2007 é o quinto ano do governo que, eleito em 2002 sob o signo da esperança, a partir de 2003 deu continuidade – para a perplexidade de muitos e a frustração de outros – ao modelo de sociedade brasileira que acredita que a partir dos interesses dos grandes capitalistas, nacionais e principalmente estrangeiros, possamos construir um país desenvolvido, menos desigual, e com condições de vida dignas para a imensa maioria da população.

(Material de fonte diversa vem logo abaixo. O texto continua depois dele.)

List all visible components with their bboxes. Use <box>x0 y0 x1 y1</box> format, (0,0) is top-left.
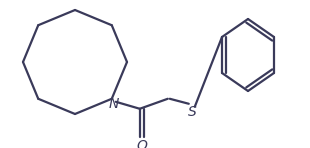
Text: N: N <box>108 97 119 111</box>
Text: S: S <box>188 105 197 119</box>
Text: O: O <box>136 139 147 148</box>
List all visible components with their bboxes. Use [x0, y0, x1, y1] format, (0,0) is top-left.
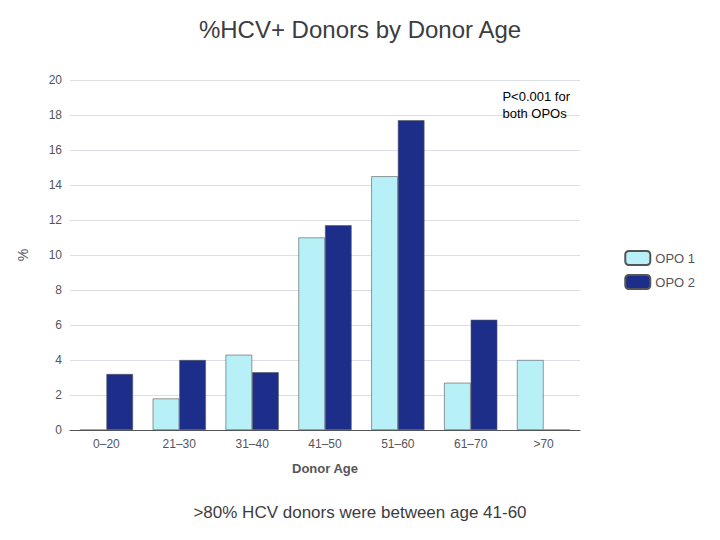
svg-text:12: 12	[49, 213, 63, 227]
svg-text:31–40: 31–40	[235, 437, 269, 451]
svg-text:>80% HCV donors were between a: >80% HCV donors were between age 41-60	[193, 503, 526, 522]
svg-text:16: 16	[49, 143, 63, 157]
svg-text:P<0.001 for: P<0.001 for	[502, 89, 570, 104]
svg-text:20: 20	[49, 73, 63, 87]
svg-text:%HCV+ Donors by Donor Age: %HCV+ Donors by Donor Age	[199, 16, 521, 43]
svg-text:>70: >70	[533, 437, 554, 451]
svg-text:8: 8	[55, 283, 62, 297]
svg-text:Donor Age: Donor Age	[292, 461, 358, 476]
svg-text:2: 2	[55, 388, 62, 402]
svg-text:OPO 2: OPO 2	[655, 275, 695, 290]
svg-text:6: 6	[55, 318, 62, 332]
svg-text:0–20: 0–20	[93, 437, 120, 451]
svg-text:OPO 1: OPO 1	[655, 251, 695, 266]
svg-text:61–70: 61–70	[454, 437, 488, 451]
svg-text:both OPOs: both OPOs	[502, 106, 567, 121]
svg-text:10: 10	[49, 248, 63, 262]
svg-text:0: 0	[55, 423, 62, 437]
svg-text:21–30: 21–30	[163, 437, 197, 451]
svg-text:14: 14	[49, 178, 63, 192]
svg-text:%: %	[15, 249, 31, 261]
svg-text:4: 4	[55, 353, 62, 367]
svg-text:51–60: 51–60	[381, 437, 415, 451]
svg-text:41–50: 41–50	[308, 437, 342, 451]
svg-text:18: 18	[49, 108, 63, 122]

Em nome da defesa desse modelo, as privatizações realizadas no governo anterior – e até hoje questionadas na justiça – não foram objeto de nenhum tipo de ação que pudesse ser apontada como um risco para àqueles que delas se beneficiaram; o galopante processo de endividamento do Estado brasileiro não sofreu nenhum esforço de auditagem, apesar dos dispositivos constitucionais que exigem tal procedimento; e a política econômica não só não sofreu nenhuma alteração em seus fundamentos básicos, como sacrificou ainda mais o orçamento público, para a sagrada garantia do pagamento de juros aos credores e responsáveis pela própria existência e crescimento de uma lucrativa dívida financeira.

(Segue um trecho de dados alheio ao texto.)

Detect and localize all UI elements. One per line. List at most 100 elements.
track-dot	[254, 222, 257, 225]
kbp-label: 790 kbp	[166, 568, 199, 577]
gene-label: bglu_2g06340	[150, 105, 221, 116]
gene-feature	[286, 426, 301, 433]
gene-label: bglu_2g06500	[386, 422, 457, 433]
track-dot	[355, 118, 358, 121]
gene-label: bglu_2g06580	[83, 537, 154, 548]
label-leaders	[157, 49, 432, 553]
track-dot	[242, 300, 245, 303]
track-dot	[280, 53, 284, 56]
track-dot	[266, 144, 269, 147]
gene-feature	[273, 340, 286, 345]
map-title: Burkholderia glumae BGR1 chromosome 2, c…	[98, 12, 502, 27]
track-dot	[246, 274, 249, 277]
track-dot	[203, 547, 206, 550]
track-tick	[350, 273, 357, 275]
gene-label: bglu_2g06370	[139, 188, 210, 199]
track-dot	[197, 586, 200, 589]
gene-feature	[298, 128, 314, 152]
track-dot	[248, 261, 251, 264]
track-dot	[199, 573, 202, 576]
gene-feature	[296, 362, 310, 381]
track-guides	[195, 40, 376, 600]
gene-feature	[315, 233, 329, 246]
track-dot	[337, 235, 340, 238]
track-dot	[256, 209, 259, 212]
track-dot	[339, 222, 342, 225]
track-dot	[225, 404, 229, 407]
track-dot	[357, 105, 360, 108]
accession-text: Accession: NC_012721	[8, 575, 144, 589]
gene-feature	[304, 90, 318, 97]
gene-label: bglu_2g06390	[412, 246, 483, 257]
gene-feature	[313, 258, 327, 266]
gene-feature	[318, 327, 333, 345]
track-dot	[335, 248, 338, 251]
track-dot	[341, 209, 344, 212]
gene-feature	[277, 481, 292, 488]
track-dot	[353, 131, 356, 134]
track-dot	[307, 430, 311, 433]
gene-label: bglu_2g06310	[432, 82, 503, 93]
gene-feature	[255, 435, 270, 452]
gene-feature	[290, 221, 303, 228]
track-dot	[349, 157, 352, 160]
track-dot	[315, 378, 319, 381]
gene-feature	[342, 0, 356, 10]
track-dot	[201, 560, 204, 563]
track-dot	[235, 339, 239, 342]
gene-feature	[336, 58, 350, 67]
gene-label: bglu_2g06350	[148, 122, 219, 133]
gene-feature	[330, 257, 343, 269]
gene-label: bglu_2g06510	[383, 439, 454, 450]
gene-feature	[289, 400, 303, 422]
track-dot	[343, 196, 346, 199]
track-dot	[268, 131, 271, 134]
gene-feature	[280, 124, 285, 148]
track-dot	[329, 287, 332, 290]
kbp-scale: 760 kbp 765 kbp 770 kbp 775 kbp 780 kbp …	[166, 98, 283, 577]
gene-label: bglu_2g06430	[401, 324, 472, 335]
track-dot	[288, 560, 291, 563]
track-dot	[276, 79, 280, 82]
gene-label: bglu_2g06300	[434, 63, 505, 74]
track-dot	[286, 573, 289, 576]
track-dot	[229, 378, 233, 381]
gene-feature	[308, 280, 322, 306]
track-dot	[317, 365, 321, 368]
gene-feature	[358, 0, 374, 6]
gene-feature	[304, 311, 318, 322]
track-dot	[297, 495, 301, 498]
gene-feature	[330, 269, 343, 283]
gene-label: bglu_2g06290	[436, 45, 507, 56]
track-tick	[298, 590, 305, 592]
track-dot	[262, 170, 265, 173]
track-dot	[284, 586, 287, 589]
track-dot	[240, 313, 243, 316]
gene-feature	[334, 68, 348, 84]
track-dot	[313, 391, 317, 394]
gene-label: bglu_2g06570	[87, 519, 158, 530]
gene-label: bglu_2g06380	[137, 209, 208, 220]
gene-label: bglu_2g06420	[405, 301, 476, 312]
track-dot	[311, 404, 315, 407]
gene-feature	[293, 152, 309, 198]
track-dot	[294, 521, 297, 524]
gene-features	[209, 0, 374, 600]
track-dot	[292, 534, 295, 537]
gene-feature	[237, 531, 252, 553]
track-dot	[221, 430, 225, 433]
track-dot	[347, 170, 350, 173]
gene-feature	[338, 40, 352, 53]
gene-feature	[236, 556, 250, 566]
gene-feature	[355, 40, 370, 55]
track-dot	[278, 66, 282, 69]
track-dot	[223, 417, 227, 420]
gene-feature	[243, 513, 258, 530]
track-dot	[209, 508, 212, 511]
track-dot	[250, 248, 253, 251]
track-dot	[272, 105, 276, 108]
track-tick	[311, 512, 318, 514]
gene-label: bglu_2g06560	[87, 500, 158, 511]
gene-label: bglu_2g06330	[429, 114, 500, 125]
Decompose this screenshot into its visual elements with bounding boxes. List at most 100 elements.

É lógico que os atuais governantes - boa parte oriunda da esquerda brasileira e portadores, até chegarem aos seus atuais postos, de um discurso crítico a esse mesmo modelo – não assumem que mudaram as suas convicções político-doutrinárias. Justificam as suas respectivas condutas por uma peculiar visão de “governabilidade” e alegam que a correlação de forças da sociedade brasileira os obrigou a esse inusitado e bizarro comportamento.
Em nome, portanto, disso tudo, mais do mesmo do que tem sido feito no país desde os tempos de Collor foi aprofundado e incrementado por novos elementos.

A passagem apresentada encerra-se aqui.